Wednesday, August 10, 2011

The politics of free stuff

The United States of America would not exist without riots. Nor would many other modern nations. Riots like the one 1770 in Boston are an integral part of revolutions, and most nations had some on their way from earlier more tyrannical forms of government to modern democracy. Having said that, the London rioters make for rather unlikely revolutionaries. As one lady in the middle of it said so correctly: "we are not all gathering together and fighting for a cause. We are running out of Footlocker and theifin shoes." Stories of rioters using Blackberries to text each other about where to get "free stuff" and mostly targeting brand clothing and electronics stores cast doubts on both the motivation and degree of poverty of the rioters.

Nevertheless British politicians dismissing the rioters as just criminals don't get the whole picture either. There were far too many of them to be just a criminal gang, it was more like a movement. And then you have to ask yourself why so many young people considered rioting and looting a better use of their time than what they were doing otherwise. Unemployment is not an excuse for criminal behavior, but often enough the root cause.

Of course rioting will not solve anything in the short term, and we are still a long way from a revolution. Nevertheless I wouldn't totally exclude the possibility of a revolution either, not if we continue like this. Politicians not only looked very helpless in face of these riots, they also offered only the full panoply of all the wrong solutions: The left thinks more welfare would calm the youths down, while the right wants to lock them all up and remove their benefits. The former plan of redistribution isn't economically sustainable, and the latter plan is the direct way into a police state. If you have 25% youth unemployment, you can't just lock them all up.

I believe the solution to be very different, not redistribution but a different distribution of the added value produced by companies right when they produce that value. And I believe the culprit who caused things to go wrong wasn't some politician, but an accountant hundreds of years ago, when the rules of company accounting were first invented. Let me explain:

Companies create value. They turn some lower value inputs like raw materials and energy into final products which have a higher value. Or they create value through services, like the distribution of goods.

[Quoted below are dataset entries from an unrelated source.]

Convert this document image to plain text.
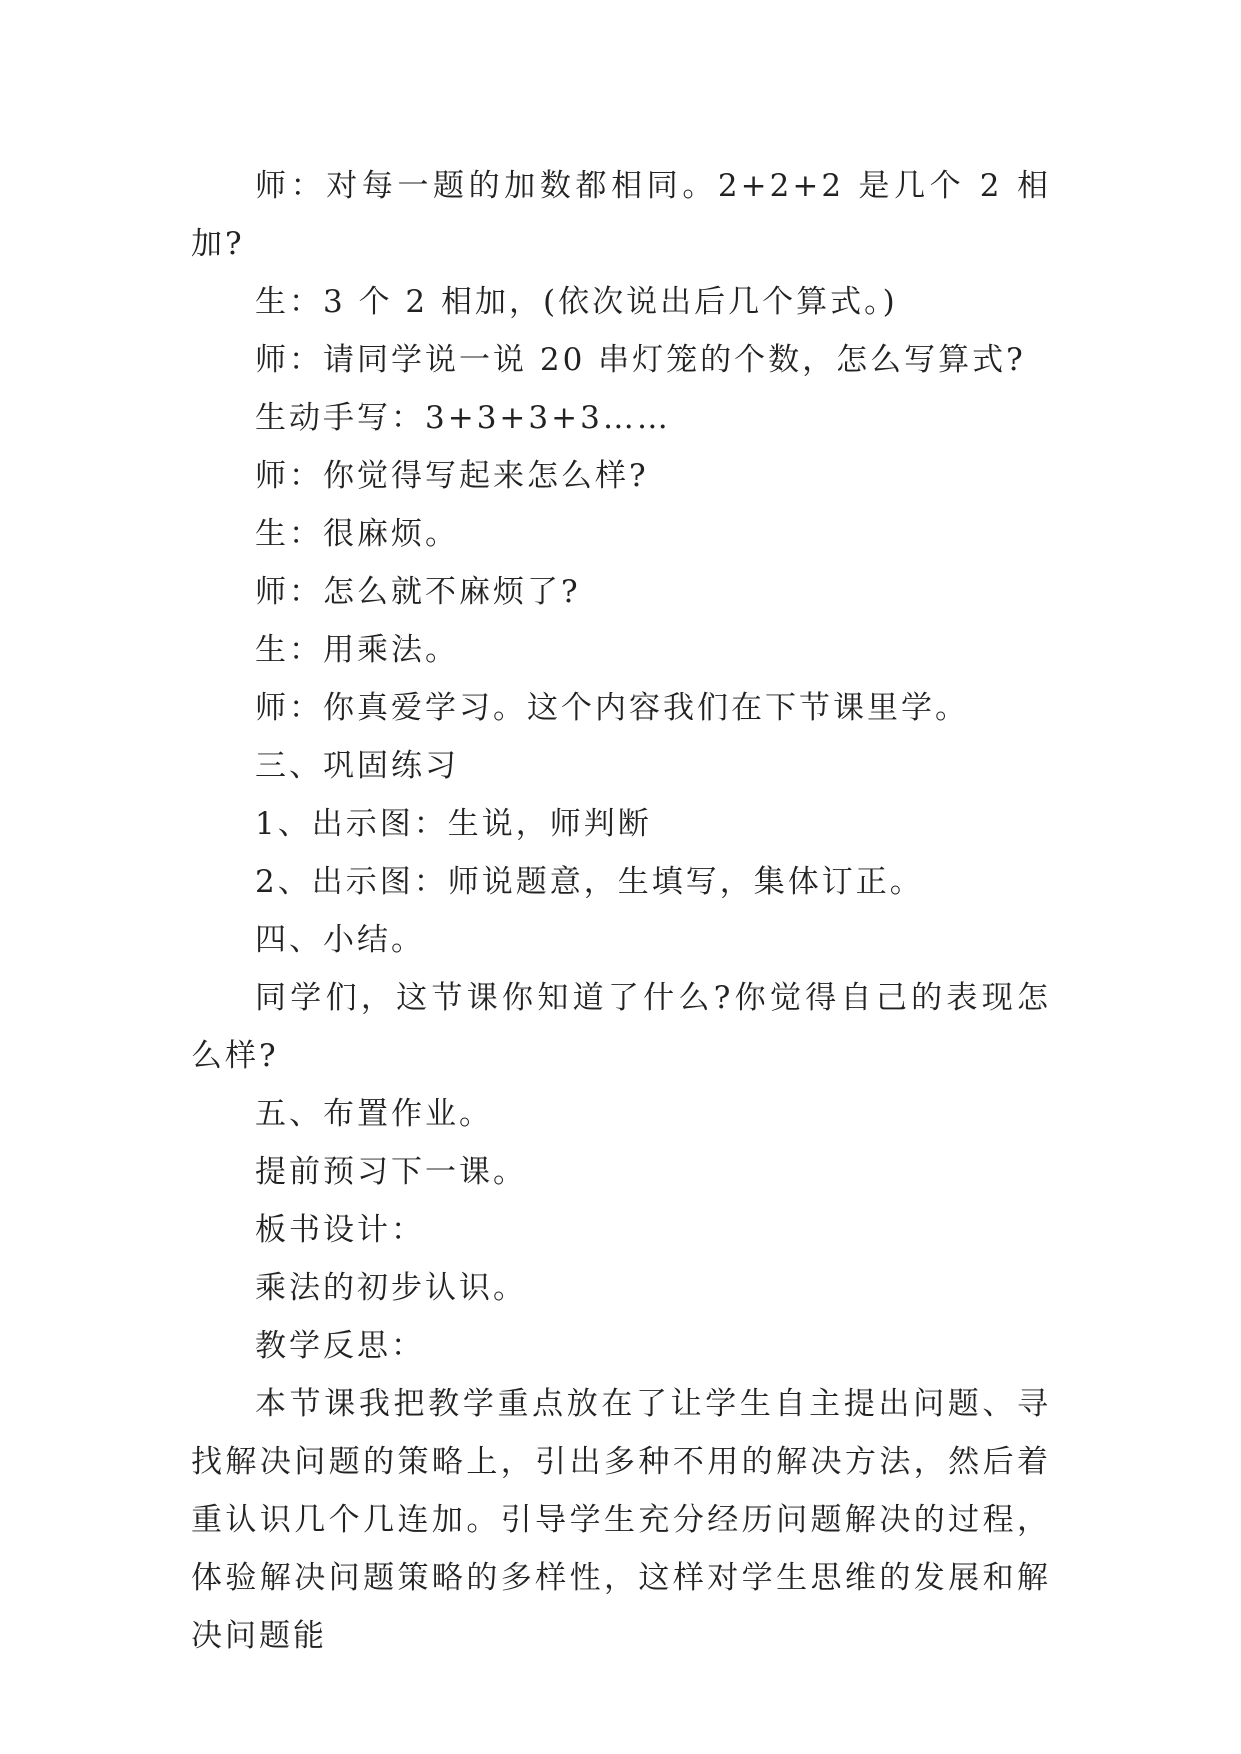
师：对每一题的加数都相同。2+2+2 是几个 2 相加?

生：3 个 2 相加，(依次说出后几个算式。)

师：请同学说一说 20 串灯笼的个数，怎么写算式?

生动手写：3+3+3+3……

师：你觉得写起来怎么样?

生：很麻烦。

师：怎么就不麻烦了?

生：用乘法。

师：你真爱学习。这个内容我们在下节课里学。

三、巩固练习

1、出示图：生说，师判断

2、出示图：师说题意，生填写，集体订正。

四、小结。

同学们，这节课你知道了什么?你觉得自己的表现怎么样?

五、布置作业。

提前预习下一课。

板书设计：

乘法的初步认识。

教学反思：

本节课我把教学重点放在了让学生自主提出问题、寻找解决问题的策略上，引出多种不用的解决方法，然后着重认识几个几连加。引导学生充分经历问题解决的过程，体验解决问题策略的多样性，这样对学生思维的发展和解决问题能
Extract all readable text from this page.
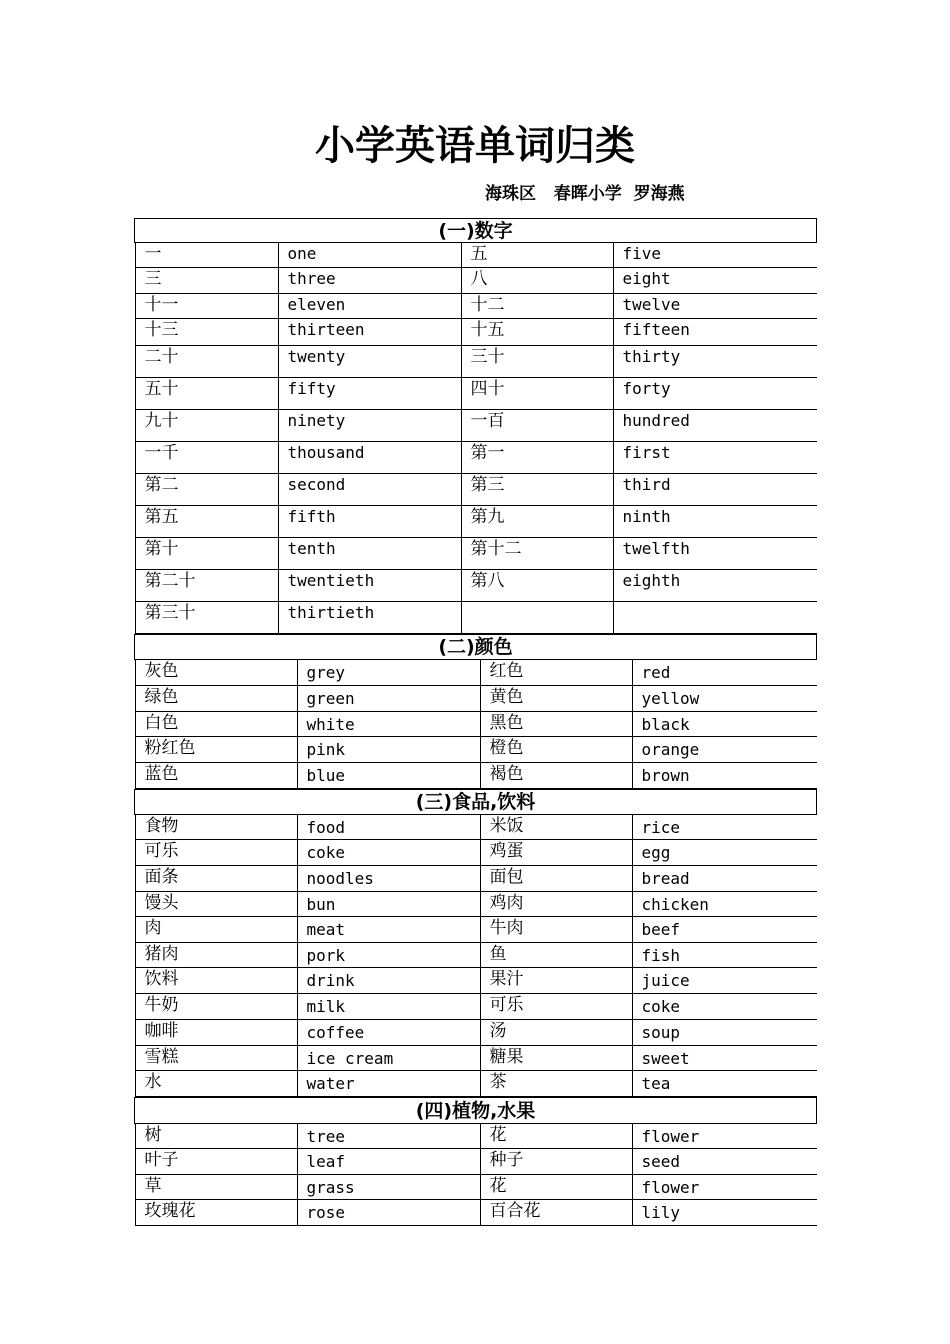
小学英语单词归类
海珠区   春晖小学  罗海燕
(一)数字

一	one	五	five

三	three	八	eight

十一	eleven	十二	twelve

十三	thirteen	十五	fifteen

二十	twenty	三十	thirty

五十	fifty	四十	forty

九十	ninety	一百	hundred

一千	thousand	第一	first

第二	second	第三	third

第五	fifth	第九	ninth

第十	tenth	第十二	twelfth

第二十	twentieth	第八	eighth

第三十	thirtieth		

(二)颜色

灰色	grey	红色	red

绿色	green	黄色	yellow

白色	white	黑色	black

粉红色	pink	橙色	orange

蓝色	blue	褐色	brown

(三)食品,饮料

食物	food	米饭	rice

可乐	coke	鸡蛋	egg

面条	noodles	面包	bread

馒头	bun	鸡肉	chicken

肉	meat	牛肉	beef

猪肉	pork	鱼	fish

饮料	drink	果汁	juice

牛奶	milk	可乐	coke

咖啡	coffee	汤	soup

雪糕	ice cream	糖果	sweet

水	water	茶	tea

(四)植物,水果

树	tree	花	flower

叶子	leaf	种子	seed

草	grass	花	flower

玫瑰花	rose	百合花	lily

The added value the company creates is then flowing to the various stakeholders of a company, mostly the investors and the workers. A proper measure of how good a company works would calculate the added value created by the company by counting the value of the goods or services produced, and deducting the cost of the raw materials and energy consumed in the process.

Unfortunately real companies don't calculate like that. They do count the value of the good or services produced and deduce the cost, but at some point in time some accountant decided that salaries were a cost. That is an extremely narrow view, which is only true if you are the investor, and the only added value created that interests you is the one going into your own pocket. From a larger point of view, for society, it only matters how much total value is added, not whether that added value lands in the pocket of the investor, or in the pockets of the workforce.

This wrong way of accounting for investors profit instead of total added value over the centuries has led to companies doing their utmost to become "more efficient" by reducing labor cost. If money given to employees is a "loss", you strive to avoid that loss. What companies should have done instead is searching for the optimum number of workers which would maximize the total added value created by the company. It is pretty certain that this optimimum for total wealth creation would mean more employment, even if the share of the profits for investors would be somewhat smaller. But the benefit for society would be huge: Less unemployment, more value creation, and more money going towards people who actually spend that money, thus growing the economy even further. And ultimately less riots. Because if you can afford to shop for expensive trainers at Footlocker, you're less likely to go looting them.

Salaries are not a cost, they are an important part of the value created by a company.